The board of education voted 6-1 Wednesday to ask voters for $132.5 million to pay for $154.5 million in repairs, renovations and upgrades to 19 of the district's 20 schools.
Board member Jim Gambaiani cast the lone dissenting vote, and two residents spoke out against putting the question on the April 4 ballot.
Gambaiani said he didn't think the district should have spent as much money as it did in recent years on studies, surveys and community engagement to determine facility needs and said he would like to see more data about how the proposed improvements to the district's buildings would result in better test scores and college readiness.
He also said he didn't like the district increasing its debt obligation and stressed that taxes are already very high for residents.
The remaining board members, however, said the question has been carefully thought out over the past 2½ years, through the district's Engage200 process, community engagement efforts, extensive research and analysis from architecture firms, and thorough review of all options by board committees.
"I feel very confident in the process, the solution we created, the impact on kids and the impact on taxpayers," board member Brad Paulsen said. "I think it's a good plan and I'm ready to give the community members a chance to have their say and vote for it."
Some board members, including Barb Intihar, compared the projects to upkeep on a house.
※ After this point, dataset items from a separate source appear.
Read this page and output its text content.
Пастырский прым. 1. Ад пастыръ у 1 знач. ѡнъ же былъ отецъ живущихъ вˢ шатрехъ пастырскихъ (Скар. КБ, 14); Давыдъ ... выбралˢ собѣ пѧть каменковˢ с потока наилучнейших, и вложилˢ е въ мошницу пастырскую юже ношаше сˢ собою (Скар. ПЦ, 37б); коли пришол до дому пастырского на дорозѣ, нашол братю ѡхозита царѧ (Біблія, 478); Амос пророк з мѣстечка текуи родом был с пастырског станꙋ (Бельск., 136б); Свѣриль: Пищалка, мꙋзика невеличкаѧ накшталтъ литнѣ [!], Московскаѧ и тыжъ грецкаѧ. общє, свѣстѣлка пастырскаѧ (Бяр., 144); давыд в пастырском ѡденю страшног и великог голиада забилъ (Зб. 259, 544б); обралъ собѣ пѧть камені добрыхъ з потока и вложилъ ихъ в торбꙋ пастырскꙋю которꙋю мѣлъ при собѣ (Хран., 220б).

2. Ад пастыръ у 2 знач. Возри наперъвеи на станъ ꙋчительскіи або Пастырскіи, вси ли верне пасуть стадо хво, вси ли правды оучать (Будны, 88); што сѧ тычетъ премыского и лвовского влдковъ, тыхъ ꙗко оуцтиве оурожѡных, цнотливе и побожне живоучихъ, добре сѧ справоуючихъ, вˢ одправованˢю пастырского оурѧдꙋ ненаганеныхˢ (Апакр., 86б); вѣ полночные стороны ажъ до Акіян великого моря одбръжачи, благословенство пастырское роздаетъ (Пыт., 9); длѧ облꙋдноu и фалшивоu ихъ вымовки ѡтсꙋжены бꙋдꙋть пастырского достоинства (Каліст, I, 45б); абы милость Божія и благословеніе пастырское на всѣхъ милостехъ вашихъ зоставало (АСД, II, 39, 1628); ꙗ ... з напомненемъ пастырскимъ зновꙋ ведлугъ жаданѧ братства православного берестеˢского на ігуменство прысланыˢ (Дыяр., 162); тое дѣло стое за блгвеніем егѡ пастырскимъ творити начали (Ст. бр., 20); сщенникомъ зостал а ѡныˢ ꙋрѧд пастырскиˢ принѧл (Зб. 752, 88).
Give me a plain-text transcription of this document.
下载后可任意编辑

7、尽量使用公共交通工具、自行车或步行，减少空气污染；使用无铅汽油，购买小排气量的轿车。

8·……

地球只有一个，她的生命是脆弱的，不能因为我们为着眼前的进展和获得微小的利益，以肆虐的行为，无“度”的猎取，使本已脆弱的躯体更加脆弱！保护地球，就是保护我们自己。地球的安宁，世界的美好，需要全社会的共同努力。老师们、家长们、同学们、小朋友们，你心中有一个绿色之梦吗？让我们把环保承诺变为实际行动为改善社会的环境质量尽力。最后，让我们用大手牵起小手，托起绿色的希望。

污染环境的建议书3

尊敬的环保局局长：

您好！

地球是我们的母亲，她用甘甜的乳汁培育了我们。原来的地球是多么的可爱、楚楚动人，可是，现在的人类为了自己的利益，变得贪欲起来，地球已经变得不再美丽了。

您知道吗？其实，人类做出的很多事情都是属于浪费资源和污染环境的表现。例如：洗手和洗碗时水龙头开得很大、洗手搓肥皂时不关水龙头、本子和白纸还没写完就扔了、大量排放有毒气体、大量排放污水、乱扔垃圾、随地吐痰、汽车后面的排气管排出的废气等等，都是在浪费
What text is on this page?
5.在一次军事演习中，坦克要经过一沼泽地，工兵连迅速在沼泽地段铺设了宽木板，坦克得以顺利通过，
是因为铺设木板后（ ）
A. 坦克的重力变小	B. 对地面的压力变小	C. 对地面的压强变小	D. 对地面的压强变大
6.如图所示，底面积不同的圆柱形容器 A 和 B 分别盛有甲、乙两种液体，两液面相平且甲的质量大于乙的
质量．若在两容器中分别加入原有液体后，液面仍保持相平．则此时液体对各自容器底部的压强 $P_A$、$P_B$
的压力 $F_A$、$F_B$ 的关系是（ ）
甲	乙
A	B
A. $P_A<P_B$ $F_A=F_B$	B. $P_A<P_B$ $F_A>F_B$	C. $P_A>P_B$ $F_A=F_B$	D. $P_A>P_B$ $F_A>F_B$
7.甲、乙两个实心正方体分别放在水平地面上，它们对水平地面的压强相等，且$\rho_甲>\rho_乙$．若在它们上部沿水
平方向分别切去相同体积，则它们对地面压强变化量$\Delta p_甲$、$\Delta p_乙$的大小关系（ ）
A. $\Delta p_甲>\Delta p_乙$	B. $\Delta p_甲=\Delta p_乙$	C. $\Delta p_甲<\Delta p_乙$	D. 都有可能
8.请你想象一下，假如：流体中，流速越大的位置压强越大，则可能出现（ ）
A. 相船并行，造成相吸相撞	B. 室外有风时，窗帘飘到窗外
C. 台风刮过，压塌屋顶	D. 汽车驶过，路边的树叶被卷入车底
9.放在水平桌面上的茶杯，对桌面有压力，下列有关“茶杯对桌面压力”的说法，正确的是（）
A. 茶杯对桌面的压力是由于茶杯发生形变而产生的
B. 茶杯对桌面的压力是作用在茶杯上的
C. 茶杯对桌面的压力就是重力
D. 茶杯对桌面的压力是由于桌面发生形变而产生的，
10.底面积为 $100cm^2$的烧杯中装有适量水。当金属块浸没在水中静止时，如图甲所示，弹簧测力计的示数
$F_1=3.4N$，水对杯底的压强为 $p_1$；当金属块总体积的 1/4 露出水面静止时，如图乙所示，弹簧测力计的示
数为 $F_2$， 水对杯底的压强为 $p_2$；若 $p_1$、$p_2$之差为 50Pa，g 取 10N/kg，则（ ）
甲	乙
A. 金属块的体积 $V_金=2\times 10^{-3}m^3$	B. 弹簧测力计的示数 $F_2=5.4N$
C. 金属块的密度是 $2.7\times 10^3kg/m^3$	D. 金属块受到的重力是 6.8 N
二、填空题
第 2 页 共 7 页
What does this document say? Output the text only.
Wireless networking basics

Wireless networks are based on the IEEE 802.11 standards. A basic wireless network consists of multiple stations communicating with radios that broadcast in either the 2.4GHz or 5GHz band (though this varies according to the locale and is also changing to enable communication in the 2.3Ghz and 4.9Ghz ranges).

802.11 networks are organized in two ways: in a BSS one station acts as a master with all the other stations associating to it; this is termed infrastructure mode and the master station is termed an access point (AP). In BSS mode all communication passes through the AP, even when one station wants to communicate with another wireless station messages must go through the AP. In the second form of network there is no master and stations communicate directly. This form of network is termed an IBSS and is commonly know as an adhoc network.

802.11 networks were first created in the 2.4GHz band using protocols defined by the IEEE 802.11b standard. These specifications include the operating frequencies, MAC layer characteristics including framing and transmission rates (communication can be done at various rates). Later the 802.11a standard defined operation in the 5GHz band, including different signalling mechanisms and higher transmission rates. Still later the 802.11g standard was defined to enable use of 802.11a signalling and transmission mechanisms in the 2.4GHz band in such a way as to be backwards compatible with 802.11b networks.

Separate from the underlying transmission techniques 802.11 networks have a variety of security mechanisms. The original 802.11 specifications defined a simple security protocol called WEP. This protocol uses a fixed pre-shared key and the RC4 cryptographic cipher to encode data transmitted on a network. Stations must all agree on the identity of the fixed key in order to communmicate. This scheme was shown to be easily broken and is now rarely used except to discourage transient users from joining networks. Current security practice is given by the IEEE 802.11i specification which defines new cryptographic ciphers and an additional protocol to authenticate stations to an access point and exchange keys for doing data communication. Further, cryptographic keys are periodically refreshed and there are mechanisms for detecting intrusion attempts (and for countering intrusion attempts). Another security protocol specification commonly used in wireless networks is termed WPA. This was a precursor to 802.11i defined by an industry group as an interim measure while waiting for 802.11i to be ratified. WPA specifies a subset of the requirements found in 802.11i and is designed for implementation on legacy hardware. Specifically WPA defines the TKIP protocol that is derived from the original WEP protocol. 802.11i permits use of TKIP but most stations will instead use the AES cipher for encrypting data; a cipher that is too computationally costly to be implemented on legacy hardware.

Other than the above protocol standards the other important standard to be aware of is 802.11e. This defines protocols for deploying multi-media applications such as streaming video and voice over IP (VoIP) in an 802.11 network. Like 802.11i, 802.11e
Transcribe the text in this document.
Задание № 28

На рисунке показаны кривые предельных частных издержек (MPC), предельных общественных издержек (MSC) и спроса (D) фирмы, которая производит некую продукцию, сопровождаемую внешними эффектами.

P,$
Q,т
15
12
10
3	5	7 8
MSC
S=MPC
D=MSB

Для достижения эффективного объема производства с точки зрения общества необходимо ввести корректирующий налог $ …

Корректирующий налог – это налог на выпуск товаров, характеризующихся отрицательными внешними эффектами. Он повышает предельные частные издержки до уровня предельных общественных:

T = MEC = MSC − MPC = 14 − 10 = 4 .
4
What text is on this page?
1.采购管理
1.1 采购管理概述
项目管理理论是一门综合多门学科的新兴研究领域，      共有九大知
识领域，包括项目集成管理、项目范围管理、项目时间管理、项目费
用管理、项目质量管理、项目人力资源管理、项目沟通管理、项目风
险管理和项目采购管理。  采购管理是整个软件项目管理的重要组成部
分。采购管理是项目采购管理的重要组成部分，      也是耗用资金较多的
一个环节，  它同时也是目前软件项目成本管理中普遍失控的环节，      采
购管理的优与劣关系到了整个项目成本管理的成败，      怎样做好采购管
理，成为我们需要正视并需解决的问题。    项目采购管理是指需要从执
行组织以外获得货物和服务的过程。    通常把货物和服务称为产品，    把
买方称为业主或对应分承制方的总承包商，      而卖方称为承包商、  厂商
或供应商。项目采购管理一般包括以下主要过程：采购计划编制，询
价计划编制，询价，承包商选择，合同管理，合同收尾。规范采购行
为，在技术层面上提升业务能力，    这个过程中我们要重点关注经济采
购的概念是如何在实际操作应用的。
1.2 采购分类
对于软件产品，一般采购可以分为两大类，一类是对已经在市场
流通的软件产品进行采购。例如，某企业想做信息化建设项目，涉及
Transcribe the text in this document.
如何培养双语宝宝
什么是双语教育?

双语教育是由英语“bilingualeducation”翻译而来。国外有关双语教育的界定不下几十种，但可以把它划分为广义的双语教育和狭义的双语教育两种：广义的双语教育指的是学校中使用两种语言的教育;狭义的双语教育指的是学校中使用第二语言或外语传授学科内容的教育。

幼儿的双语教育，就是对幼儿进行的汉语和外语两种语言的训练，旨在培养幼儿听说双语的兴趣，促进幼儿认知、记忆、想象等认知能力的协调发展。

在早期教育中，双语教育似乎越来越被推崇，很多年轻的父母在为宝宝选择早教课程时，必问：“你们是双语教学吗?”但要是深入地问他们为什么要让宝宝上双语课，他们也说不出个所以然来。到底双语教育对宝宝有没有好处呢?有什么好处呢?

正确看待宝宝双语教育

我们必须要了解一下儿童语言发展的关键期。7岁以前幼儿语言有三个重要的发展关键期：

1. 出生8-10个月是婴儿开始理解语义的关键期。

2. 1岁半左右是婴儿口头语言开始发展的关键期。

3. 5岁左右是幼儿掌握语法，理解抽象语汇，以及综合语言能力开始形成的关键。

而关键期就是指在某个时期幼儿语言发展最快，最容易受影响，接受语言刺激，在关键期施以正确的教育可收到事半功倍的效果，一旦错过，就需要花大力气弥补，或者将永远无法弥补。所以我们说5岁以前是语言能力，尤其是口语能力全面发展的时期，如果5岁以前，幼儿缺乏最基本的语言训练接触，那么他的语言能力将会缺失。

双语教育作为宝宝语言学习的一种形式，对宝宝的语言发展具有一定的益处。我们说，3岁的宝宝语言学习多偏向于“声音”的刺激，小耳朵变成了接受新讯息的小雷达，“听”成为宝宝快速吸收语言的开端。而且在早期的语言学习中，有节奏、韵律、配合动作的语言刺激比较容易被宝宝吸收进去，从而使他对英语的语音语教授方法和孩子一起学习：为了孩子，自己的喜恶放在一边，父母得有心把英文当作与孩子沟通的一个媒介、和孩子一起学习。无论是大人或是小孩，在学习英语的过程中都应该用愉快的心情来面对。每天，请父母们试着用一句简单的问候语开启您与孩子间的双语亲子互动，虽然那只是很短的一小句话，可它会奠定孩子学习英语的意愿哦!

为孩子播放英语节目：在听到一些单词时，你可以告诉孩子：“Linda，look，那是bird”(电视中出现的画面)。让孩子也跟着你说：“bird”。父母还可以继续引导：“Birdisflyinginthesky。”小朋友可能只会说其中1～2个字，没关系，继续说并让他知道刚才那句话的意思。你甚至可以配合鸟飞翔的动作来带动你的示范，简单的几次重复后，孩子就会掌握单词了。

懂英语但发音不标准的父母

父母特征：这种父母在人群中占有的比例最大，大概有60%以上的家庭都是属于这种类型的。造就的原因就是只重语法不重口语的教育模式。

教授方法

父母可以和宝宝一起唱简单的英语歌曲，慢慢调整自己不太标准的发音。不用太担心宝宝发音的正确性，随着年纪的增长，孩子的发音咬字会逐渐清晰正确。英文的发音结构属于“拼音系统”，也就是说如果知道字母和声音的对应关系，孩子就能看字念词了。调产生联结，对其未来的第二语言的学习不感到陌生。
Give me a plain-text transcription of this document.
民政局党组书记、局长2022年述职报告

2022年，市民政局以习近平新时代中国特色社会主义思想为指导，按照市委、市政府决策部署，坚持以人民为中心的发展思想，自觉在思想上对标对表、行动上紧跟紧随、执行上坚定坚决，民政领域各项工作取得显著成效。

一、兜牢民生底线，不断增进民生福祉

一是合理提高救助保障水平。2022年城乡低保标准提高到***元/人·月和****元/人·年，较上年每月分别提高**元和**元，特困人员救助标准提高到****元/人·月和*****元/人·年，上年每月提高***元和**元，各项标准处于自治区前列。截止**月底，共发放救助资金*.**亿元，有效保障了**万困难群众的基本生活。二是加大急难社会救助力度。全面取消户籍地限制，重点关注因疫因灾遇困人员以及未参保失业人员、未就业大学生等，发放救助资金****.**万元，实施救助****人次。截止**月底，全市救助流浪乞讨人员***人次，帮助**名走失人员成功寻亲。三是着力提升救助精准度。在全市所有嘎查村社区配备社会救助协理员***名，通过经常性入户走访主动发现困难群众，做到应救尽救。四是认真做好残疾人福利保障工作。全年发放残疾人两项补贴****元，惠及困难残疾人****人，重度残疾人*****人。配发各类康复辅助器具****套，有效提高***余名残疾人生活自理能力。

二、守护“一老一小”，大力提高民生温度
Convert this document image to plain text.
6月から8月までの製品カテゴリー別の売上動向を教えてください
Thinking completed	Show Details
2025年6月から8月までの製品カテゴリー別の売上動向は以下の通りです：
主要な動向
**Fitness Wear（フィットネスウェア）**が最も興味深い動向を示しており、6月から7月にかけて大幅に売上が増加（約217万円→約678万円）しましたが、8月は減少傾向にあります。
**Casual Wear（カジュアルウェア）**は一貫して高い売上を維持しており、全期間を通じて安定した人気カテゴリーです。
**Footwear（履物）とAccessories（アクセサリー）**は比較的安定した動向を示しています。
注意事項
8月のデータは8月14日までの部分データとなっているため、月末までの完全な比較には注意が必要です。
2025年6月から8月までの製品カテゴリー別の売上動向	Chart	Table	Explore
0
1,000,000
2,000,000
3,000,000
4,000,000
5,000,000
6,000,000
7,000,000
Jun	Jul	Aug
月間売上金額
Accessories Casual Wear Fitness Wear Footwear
Intihar noted that the last time money resulting from a referendum was put toward improvements at multiple buildings was in 1999.
"How many of us have not done anything to our homes in 18 years?" she said.
If approved, the owner of a $322,300 home -- the median value in the district -- can expect an estimated $180 annual increase in their taxes.
The board has committed to using $22 million from future budgets and reserves to help pay for the projects.
Of the $154.5 million grand total, an estimated $83.6 million would go toward capital projects, such as replacing roofs, windows, and air conditioning and heating units, at 18 schools.
An estimated $46.8 million would be put toward projects at the middle schools, $6.8 million would be dedicated to the elementary schools, and $700,000 would go to the two high schools.
In addition, approximately $16.6 million would be used to demolish the 59-year-old Jefferson Early Childhood Center and construct a new building to house the early childhood program, which is mandated by the state. A proposal to construct a new early childhood center failed in a 2013 referendum.
Aside from agreeing to put the referendum question on the ballot, the board also unanimously approved a policy Wednesday that commits future boards to set aside specific amounts of money for capital renewal projects.